The Democratic donor class is spoiling for a fight, but not the sort of anti-corporate trench warfare of which Brown has been a veteran since the days when he sparred with Tom DeLay over the Central American Free Trade Agreement. If my exhaustive reading of The Washington Post's letters section is any indication, they want someone who will go on television in a pink hat and call the president a traitor and a Russian spy. This is not Brown's style. His pitch to the American people would be the same one he has been offering his constituents in Ohio during his last 12 years in the Senate and in the House of Representatives before that: My policies are better than the other guy's and if you vote for me I will help your family.

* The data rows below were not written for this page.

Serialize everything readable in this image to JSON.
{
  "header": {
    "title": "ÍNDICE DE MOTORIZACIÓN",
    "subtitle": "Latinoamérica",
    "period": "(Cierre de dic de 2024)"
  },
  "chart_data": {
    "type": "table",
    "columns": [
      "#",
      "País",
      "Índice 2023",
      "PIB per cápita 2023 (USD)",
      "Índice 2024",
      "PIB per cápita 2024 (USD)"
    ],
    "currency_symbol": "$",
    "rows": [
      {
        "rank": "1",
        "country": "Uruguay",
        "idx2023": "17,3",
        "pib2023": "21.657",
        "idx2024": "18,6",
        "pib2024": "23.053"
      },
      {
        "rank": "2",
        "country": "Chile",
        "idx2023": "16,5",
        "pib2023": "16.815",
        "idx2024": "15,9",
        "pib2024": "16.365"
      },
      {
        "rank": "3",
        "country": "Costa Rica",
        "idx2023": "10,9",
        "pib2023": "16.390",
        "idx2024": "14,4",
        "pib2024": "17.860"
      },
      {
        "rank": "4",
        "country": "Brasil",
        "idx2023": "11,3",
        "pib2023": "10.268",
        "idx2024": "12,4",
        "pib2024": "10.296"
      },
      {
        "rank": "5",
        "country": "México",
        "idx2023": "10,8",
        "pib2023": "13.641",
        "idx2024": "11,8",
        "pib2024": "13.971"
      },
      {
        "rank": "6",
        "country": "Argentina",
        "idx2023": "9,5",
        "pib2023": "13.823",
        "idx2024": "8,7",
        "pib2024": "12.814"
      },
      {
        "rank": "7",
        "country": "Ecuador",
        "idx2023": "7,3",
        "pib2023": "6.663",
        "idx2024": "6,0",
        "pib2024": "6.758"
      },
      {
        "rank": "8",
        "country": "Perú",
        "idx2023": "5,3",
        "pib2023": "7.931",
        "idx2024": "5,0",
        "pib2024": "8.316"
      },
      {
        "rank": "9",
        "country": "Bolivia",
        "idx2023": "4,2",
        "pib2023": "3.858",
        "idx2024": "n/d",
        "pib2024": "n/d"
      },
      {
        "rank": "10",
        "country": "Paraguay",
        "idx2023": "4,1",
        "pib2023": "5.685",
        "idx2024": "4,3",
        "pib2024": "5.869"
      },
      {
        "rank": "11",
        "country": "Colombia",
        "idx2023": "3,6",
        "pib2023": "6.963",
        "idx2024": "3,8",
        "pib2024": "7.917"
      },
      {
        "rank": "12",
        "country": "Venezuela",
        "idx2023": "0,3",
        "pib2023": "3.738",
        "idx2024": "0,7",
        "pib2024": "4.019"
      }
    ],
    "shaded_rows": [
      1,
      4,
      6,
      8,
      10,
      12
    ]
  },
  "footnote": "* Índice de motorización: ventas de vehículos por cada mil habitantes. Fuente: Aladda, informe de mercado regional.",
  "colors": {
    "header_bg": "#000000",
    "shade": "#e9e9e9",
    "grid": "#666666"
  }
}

Who will decide who gets to be the Democratic presidential nominee in 2020? Will it be the #Resistance or serious labor and environmental activists? Do unions actually have a say anymore? Does the Democratic Party exist to protect the rights of workers and shore up the fortunes of our rapidly disappearing middle class, or to secure the privileges and appease the feckless consciences of the nation's most comfortable suburbanites?
Whether a candidate like Sherrod Brown can win a Democratic nomination in two years will answer this question. Whether someone like him can beat Donald Trump in two years is not a question.